The old man had tears in his eyes when Anjuta got herself ready next morning for the journey.

"Such a tiny thing, quite alone in the deep forest!" he murmured to himself.

"Tell Lasaref to bring a sack of meal, two large loaves of bread, and some barley, and say that Grandfather has all kinds of fine things ready for him. But mind you don't try to come home by night, Anjuta. Stay with Andryushka for the night, and he will bring you in the sledge in the morning. Tell him I am ill—the bear has badly mauled Ivan the Runaway. Do you understand?"

"Yes; but why do you cry, Grandfather?"

"It is only foolishness.... I have grown quite weak. Now go, and God preserve you! And listen, Anjuta; whenever you feel frightened, you must sing."

The child started and the old man, creeping out of the hut, followed her with his eyes. She soon reached the edge of the clearing. How nimbly her young feet moved! Under the gigantic trees she moved like a little beetle. Now she turned and laughed at him, and his eyes, misty with tears, could see nothing more.

XI

The forest was brilliant in white apparel. Under the wintry veil its creative forces slumbered. Not a tree-top swayed, nor a branch stirred. The sky was covered with grey clouds and the earth with snow, which in the stillness gave out a light crackling sound under Anjuta's feet. She tried once or twice to sing, but the grim silence of the primeval pines sobered her with a sense of weird mystery. She tried to tread as lightly as possible in order not to awake the gloomy trees on the right and left out of their slumbers.

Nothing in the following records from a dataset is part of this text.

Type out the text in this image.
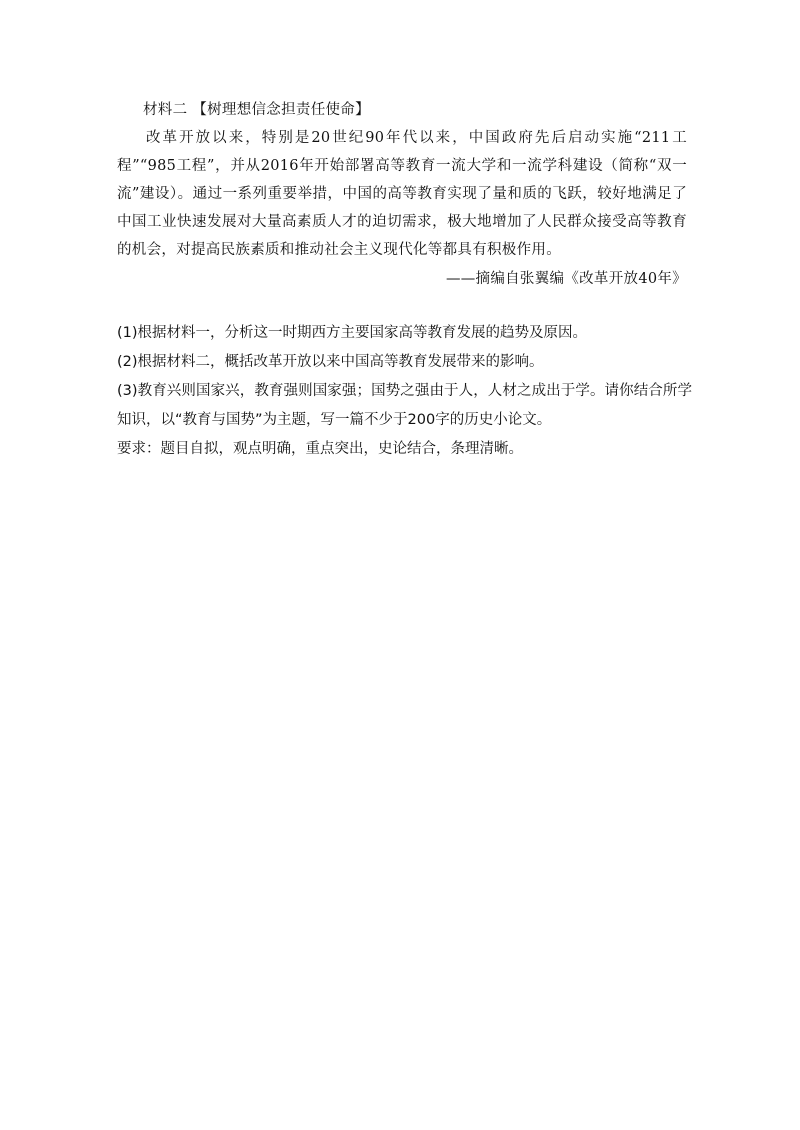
材料二 【树理想信念担责任使命】

改革开放以来，特别是20世纪90年代以来，中国政府先后启动实施“211工程”“985工程”，并从2016年开始部署高等教育一流大学和一流学科建设（简称“双一流”建设）。通过一系列重要举措，中国的高等教育实现了量和质的飞跃，较好地满足了中国工业快速发展对大量高素质人才的迫切需求，极大地增加了人民群众接受高等教育的机会，对提高民族素质和推动社会主义现代化等都具有积极作用。

——摘编自张翼编《改革开放40年》
(1)根据材料一，分析这一时期西方主要国家高等教育发展的趋势及原因。
(2)根据材料二，概括改革开放以来中国高等教育发展带来的影响。
(3)教育兴则国家兴，教育强则国家强；国势之强由于人，人材之成出于学。请你结合所学知识，以“教育与国势”为主题，写一篇不少于200字的历史小论文。
要求：题目自拟，观点明确，重点突出，史论结合，条理清晰。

What might not be hidden under these snow-laden branches which almost touched the ground? How terrible it would be if "it" suddenly crept out without a sound. The fact that she could not define to herself what the "it" was, made it all the more formidable.

And now she heard a low moaning at the bottom of the ravine. Perhaps it was the brook, but if...? She did not think the thought out, but hastened forward, stumbling and gliding. She looked attentively for the axe-notches in the tree-trunks in order not to lose her way. She also saw the sign of the cross on the birch half obliterated with snow.